Emergence of catalytic bioscavengers against organophosphorus agents

Abstract

Bioscavengers are an effective alternative approach for pre- and post-exposure treatments of nerve agent (NA) poisoning. Bioscavengers are natural or recombinant enzymes, reactive proteins, and antibodies that neutralize NAs before they reach their physiological targets. They are administered by injection (protein or gene delivery vector) and react with NAs in the bloodstream. Other ways of delivery can be used: inhalation for pulmonary delivery, topical creams for skin protection, etc. Operational bioscavengers must be producible at low cost, not susceptible to induce immune response and adverse effects, and stable in the bloodstream, upon storage, and under field conditions. First generation bioscavengers, cholinesterases and carboxylesterases, are stoichiometric bioscavengers. However, stoichiometric neutralization of NAs needs administration of huge doses of costly biopharmaceuticals. Second generation bioscavengers are catalytic bioscavengers. These are capable of detoxifying organophosphates regeneratively.
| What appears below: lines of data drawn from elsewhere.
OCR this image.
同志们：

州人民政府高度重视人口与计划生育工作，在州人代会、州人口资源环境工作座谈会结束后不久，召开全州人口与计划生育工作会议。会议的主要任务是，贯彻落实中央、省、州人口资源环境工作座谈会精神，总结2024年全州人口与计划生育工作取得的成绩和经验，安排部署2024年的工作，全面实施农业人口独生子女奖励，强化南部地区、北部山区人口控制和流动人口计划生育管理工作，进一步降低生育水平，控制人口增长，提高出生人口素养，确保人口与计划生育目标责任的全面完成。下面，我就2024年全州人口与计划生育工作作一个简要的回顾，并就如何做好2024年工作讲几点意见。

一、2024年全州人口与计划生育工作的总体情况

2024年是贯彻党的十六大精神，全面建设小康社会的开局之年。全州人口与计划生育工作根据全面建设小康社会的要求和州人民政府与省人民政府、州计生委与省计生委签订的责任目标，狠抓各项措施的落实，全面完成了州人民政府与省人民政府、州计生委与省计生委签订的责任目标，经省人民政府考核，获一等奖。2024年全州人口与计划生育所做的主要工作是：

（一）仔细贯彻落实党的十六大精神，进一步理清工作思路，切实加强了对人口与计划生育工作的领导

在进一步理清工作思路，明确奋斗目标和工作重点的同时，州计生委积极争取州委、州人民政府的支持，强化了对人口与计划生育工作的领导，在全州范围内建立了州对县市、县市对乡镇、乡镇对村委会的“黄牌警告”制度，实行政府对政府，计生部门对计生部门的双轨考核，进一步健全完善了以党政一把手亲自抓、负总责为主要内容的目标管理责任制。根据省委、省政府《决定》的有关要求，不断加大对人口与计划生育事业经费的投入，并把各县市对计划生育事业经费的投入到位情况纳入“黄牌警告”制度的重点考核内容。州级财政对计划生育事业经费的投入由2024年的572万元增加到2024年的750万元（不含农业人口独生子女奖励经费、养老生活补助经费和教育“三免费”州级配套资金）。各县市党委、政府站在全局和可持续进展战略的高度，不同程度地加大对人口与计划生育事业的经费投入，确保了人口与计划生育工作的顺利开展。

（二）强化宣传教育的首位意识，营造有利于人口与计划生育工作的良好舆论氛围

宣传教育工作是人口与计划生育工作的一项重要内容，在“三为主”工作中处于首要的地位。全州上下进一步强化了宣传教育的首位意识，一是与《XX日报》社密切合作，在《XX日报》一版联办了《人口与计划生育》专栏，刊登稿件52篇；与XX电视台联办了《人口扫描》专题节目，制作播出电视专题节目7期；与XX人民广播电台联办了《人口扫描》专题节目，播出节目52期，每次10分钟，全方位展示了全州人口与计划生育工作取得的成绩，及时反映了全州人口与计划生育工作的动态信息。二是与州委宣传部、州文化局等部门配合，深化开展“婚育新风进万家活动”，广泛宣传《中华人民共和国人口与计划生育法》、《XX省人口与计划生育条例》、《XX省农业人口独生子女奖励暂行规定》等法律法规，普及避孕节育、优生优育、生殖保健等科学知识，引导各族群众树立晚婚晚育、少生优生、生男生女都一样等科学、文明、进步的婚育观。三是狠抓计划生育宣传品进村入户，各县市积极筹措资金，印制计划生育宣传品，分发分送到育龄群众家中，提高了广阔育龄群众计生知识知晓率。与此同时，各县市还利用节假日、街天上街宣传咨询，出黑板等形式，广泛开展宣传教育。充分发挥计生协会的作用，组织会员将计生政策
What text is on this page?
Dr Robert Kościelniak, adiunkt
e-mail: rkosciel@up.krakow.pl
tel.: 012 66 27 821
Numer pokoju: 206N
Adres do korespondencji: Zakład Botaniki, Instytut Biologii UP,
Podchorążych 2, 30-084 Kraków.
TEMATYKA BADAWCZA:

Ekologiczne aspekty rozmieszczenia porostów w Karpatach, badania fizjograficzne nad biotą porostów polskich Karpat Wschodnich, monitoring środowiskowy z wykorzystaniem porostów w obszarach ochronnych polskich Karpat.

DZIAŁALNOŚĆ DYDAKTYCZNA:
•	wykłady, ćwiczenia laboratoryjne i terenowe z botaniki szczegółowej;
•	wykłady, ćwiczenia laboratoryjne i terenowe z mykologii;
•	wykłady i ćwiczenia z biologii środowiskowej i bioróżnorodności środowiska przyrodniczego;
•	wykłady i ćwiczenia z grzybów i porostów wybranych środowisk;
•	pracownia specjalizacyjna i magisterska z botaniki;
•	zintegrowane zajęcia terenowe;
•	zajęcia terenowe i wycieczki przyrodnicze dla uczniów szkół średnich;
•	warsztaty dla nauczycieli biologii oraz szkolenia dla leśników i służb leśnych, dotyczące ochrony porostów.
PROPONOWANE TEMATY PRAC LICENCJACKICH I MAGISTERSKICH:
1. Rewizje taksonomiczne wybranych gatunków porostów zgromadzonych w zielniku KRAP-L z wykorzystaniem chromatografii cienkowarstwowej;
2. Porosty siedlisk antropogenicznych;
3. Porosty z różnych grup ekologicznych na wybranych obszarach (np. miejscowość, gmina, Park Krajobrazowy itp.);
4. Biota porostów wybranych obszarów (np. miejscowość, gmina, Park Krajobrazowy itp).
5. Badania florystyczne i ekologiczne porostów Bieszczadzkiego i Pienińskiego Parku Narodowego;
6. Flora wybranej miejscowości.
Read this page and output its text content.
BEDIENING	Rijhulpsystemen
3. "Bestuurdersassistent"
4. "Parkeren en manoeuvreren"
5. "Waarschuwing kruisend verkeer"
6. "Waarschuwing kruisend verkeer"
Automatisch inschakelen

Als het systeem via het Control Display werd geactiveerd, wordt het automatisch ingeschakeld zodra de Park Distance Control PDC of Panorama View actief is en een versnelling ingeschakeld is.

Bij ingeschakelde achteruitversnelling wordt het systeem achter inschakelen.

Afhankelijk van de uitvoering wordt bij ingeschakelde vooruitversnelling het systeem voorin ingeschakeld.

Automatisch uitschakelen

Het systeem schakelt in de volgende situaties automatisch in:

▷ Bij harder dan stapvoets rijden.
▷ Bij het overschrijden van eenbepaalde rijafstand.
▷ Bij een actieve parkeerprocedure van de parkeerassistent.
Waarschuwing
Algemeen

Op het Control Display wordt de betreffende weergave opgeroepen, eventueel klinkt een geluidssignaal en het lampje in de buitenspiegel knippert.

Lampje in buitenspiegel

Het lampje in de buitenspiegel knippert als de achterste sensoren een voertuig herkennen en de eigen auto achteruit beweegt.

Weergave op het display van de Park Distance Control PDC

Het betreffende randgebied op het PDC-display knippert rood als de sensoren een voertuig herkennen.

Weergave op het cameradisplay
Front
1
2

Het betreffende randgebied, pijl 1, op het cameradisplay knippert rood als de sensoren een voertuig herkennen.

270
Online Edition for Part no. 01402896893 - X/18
By virtue of high turnover, much lower doses are needed for rapid neutralization of toxicants. The most promising catalytic bioscavengers are evolved mutants of phosphotriesterases (bacterial enzymes, mammalian paraoxonases), displaying enantiomeric preference for toxic NA isomers. However, engineering of cholinesterases, carboxylesterases, prolidases and other enzymes, e.g. phosphotriesterases-lactonases from extremophiles is of interest. In particular, association of cholinesterase mutants (not susceptible to age after phosphylation) with fast-reactivating oximes leads to pseudocatalytic bioscavengers. Thus, catalytic and pseudocatalytic bioscavengers are an improvement of bioscavenger-based medical countermeasures in terms of efficacy and cost.

Keywords: Biopharmaceutical; Bioscavenger; Cholinesterase; Nerve agent; Organophosphorus compound; Paraoxonase; Phosphotriesterase.